The market now thinks the Fed won't cut interest rates again before July, underscoring the 'higher for longer' interest rate thesis that has underpinned the Dollar rally which has been in place since October 2024.

This after the U.S. ISM Non-Manufacturing PMI headlined at 54.1 in December, up from 52.1 in November and ahead of consensus estimates for 53.5.


Above: PMI prices paid points to rising inflationary pressures.


Elsewhere, U.S. JOLTS Job Openings increased to a six-month high of 8.098MN in November, easily beating expectations for 7.740MN and the previous month's 7.744MN.

The Pound to Dollar exchange rate fell back to 1.25 in the wake of these data that pointed to a heating U.S. economy, which constrasts notably with the stagnating UK economy.

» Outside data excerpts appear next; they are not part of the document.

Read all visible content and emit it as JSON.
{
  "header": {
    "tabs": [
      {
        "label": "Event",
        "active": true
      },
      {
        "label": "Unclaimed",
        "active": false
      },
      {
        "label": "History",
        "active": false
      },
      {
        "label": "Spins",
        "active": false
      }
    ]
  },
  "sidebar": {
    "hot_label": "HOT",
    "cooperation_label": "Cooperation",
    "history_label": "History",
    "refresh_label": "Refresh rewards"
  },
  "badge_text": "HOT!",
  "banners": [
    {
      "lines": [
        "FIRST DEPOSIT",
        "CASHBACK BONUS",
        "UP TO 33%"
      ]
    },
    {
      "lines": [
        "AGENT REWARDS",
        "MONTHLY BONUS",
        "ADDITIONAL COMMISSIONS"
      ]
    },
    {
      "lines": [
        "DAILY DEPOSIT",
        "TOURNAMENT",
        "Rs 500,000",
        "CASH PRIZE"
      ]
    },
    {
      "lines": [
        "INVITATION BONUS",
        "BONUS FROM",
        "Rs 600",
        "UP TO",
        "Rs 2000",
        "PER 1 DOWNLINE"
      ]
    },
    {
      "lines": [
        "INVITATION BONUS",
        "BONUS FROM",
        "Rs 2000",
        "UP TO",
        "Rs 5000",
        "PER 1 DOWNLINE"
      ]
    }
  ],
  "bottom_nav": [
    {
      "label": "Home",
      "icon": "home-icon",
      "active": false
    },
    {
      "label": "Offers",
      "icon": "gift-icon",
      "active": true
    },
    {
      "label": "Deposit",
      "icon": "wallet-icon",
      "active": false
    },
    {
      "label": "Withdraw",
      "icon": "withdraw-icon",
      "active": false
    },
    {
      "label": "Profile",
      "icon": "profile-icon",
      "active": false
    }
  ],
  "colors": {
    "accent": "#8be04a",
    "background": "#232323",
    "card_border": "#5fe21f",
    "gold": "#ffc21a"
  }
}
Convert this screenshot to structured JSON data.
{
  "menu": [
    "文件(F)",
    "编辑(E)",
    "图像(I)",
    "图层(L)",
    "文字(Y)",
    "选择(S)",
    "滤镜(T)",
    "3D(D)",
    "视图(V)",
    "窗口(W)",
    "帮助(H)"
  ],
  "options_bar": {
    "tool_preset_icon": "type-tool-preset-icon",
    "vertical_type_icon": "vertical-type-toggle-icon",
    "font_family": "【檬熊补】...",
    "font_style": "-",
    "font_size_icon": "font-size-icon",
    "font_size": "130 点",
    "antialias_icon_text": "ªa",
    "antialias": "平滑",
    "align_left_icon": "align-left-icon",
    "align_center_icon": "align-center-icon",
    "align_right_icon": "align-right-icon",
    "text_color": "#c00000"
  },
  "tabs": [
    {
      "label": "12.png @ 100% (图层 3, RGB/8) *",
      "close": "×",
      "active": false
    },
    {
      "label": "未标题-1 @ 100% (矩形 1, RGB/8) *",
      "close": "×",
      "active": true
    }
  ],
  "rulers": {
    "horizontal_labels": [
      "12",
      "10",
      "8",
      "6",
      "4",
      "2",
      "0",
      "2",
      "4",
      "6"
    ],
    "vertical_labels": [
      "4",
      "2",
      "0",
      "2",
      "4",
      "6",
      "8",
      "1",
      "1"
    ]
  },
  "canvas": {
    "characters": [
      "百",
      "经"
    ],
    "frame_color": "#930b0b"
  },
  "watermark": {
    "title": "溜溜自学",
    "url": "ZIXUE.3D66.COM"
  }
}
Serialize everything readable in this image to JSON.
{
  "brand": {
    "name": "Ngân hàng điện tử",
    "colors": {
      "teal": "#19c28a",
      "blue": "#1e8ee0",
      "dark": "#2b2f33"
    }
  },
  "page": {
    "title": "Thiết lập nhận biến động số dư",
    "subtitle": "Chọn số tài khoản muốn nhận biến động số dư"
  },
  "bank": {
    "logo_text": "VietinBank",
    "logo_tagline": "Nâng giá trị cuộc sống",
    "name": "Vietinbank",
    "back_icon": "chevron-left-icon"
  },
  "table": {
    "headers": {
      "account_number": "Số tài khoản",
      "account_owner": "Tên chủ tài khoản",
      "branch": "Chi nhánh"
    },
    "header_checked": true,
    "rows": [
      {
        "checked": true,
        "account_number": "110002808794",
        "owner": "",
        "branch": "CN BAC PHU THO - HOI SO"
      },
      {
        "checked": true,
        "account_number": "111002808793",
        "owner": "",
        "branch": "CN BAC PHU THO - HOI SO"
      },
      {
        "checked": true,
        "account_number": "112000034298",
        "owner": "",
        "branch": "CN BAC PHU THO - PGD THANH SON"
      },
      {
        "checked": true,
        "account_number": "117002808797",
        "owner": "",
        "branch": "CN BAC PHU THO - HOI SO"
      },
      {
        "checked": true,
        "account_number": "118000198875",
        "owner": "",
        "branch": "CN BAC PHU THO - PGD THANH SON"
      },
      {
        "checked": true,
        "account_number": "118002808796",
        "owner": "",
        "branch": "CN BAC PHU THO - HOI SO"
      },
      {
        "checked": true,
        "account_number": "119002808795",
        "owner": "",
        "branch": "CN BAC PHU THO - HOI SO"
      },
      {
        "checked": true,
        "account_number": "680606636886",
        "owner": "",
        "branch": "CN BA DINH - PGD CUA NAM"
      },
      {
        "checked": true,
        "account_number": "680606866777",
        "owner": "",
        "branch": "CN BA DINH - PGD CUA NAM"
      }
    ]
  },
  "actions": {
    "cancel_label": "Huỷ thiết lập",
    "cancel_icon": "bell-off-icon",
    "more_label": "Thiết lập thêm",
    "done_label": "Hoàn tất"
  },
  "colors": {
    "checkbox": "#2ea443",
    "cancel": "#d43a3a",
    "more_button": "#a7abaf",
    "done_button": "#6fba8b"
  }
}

"Today's data suggests that the economy is maintaining its strong momentum and that inflation continues to be sticky," says James Knightley, Chief International Economist at ING Bank.

"The combination of decent growth, elevated inflation concerns and a slowing, but not collapsing jobs market continues to see the market reducing the pricing on potential interest rate cuts this year. Only 35bp is priced with the first rate cut not fully discounted until July," he adds.

The Dollar will also stay supported amidst market uncertainty linked to President-elect Donald Trump's tariff plans.

There was talk Monday that he was watering down plans, but the man himself refuted such rumours, which prompted the U.S. Dollar to recover from earlier losses.

"It does feel like this could well set the tone for the year ahead – plenty of conflicting ‘sources’ reporting, with a ton of Trump social media posts in the mix as well, all creating a messy backdrop for traders to operate in," says Michael Brown, Senior Research Strategist at Pepperstone.